Diese Frage musste natürlich von Mastodon kommen. (lacht) Ich liebe das Tech-Ökosystem von Mastodon. Aber was uns angeht, ist klar: Signal hat keine Pläne, zu einer dezentralen Architektur zu wechseln. Ich weiss, dass die Mastodon-Nutzerschaft sich eine andere Antwort von mir wünscht. Doch für die Zentralisierung unseres Dienstes gibt es eine Reihe von Gründen.

Nämlich?
Wir haben viele Nutzerinnen bei Signal, die auf uns angewiesen sind. Das heisst: Wir müssen eine robuste Infrastruktur haben und immer verfügbar sein. Wir können keine Echtzeit-Videocalls auf Signal ohne Content Delivery Networks durchführen. Signal wird in risiko­reichen Ländern von Aktivistinnen und Oppositionellen eingesetzt, die auf unsere App angewiesen sind. Das dürfen wir nie vergessen. Es muss immer funktionieren, 24/7. Das ist der Hauptgrund.

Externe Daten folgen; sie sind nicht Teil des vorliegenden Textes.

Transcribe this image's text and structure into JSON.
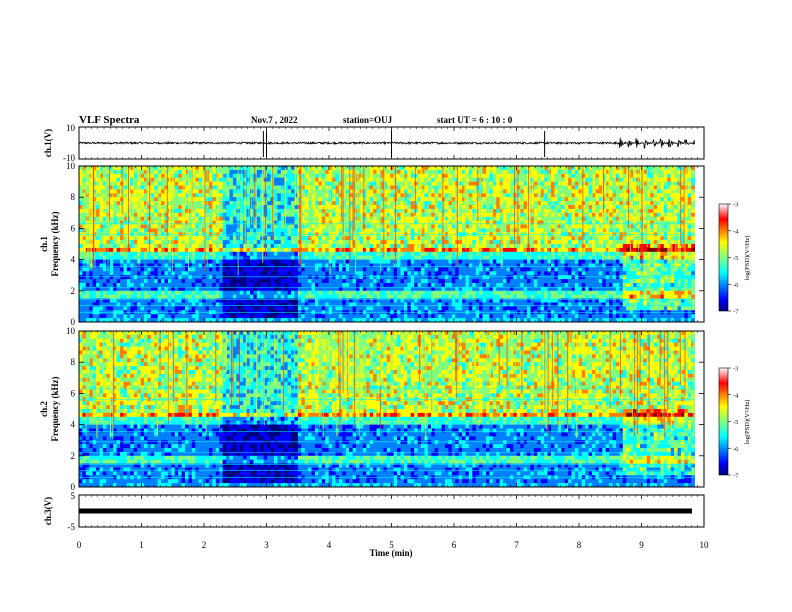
{
  "header": {
    "title": "VLF Spectra",
    "date": "Nov.7 , 2022",
    "station": "station=OUJ",
    "start_ut": "start UT =  6 : 10 : 0"
  },
  "chart_data": [
    {
      "type": "line",
      "name": "waveform-ch1",
      "ylabel": "ch.1(V)",
      "ylim": [
        -10,
        10
      ],
      "yticks": [
        "10",
        "-10"
      ],
      "xlim": [
        0,
        10
      ],
      "description_points": {
        "burst_start_min": 8.65,
        "burst_end_min": 9.85,
        "spike_minutes": [
          2.95,
          3.0,
          5.0,
          7.45
        ]
      }
    },
    {
      "type": "heatmap",
      "name": "spectrogram-ch1",
      "ylabel": "ch.1\nFrequency (kHz)",
      "ylabel_lines": [
        "ch.1",
        "Frequency  (kHz)"
      ],
      "ylim": [
        0,
        10
      ],
      "yticks": [
        "0",
        "2",
        "4",
        "6",
        "8",
        "10"
      ],
      "xlim": [
        0,
        10
      ],
      "colorbar": {
        "label": "log(PSD)(V²/Hz)",
        "ticks": [
          "-3",
          "-4",
          "-5",
          "-6",
          "-7"
        ],
        "range": [
          -7,
          -3
        ]
      }
    },
    {
      "type": "heatmap",
      "name": "spectrogram-ch2",
      "ylabel_lines": [
        "ch.2",
        "Frequency  (kHz)"
      ],
      "ylim": [
        0,
        10
      ],
      "yticks": [
        "0",
        "2",
        "4",
        "6",
        "8",
        "10"
      ],
      "xlim": [
        0,
        10
      ],
      "colorbar": {
        "label": "log(PSD)(V²/Hz)",
        "ticks": [
          "-3",
          "-4",
          "-5",
          "-6",
          "-7"
        ],
        "range": [
          -7,
          -3
        ]
      }
    },
    {
      "type": "line",
      "name": "waveform-ch3",
      "ylabel": "ch.3(V)",
      "ylim": [
        -5,
        5
      ],
      "yticks": [
        "5",
        "-5"
      ],
      "x": [
        0,
        9.85
      ],
      "values": [
        0,
        0
      ],
      "xlim": [
        0,
        10
      ]
    }
  ],
  "xaxis": {
    "label": "Time  (min)",
    "ticks": [
      "0",
      "1",
      "2",
      "3",
      "4",
      "5",
      "6",
      "7",
      "8",
      "9",
      "10"
    ]
  },
  "colors": {
    "jet": [
      "#00007f",
      "#0000ff",
      "#007fff",
      "#00ffff",
      "#7fff7f",
      "#ffff00",
      "#ff7f00",
      "#ff0000",
      "#7f0000"
    ]
  }
}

Wäre denn ein stabiler Betrieb von Signal mit einer dezentralen Architektur in jenen Regionen so viel schwieriger aufrecht­zuerhalten?
Ja, solche verteilten Architekturen sind schwer zu aktualisieren. Wenn du mit so einem System arbeiten würdest, müsstest du jede Person kennen, die einen Server für Signal betreibt, und dieser Person sofort einen Patch schicken. Dann merkst du vielleicht mal: Oh, die Hälfte unserer Community weltweit hat diesen Patch gar nicht bekommen. Und das wirkt sich dann wieder auf die IT-Sicherheit aus.

Ein dezentrales System von Signal ist also eine Utopie?
Nochmals: Ich verstehe den Wunsch, ich selbst mag die zentralisierte Internet­welt und die Big-Tech-Unternehmen mit ihren riesigen Daten­banken auch nicht. Ich kämpfe auch dagegen an, aber unser Ziel bei Signal ist es, den Menschen eine App zur Verfügung zu stellen. Und nicht, «am korrektesten» zu sein. Zudem: Dezentralisierte Infra­struktur bedeutet nicht automatisch auch dezentralisierte Macht. Ich glaube, das wird in der Kryptowelt sehr deutlich, in der oft gesagt wird: «Oh, Bitcoin ist eigentlich ein dezentralisiertes System, bei dem alle mitmachen können und alle profitieren.» Dann sage ich: «Ja, aber schau mal, wie viel Geld und wie viel Macht die reichen Winklevoss-Zwillinge mit ihren Krypto­börsen aufgebaut haben.»

Also braucht es Ressourcen, um überhaupt ein Player dieses dezentralen Systems sein zu können.
Jeder kann einen Server aufstellen, aber man muss schon eine Menge mitbringen, um so was stabil und zuverlässig für viele Menschen betreiben zu können. Und wer viel Geld hat, kann viele Server­infrastrukturen anbieten und ein mächtiger Player in einem dezentralen System werden. Dieses Angebot würde dann wieder massenhaft Nutzerinnen anlocken. Das führt dann aber genauso zu einer Macht­akkumulation von wenigen.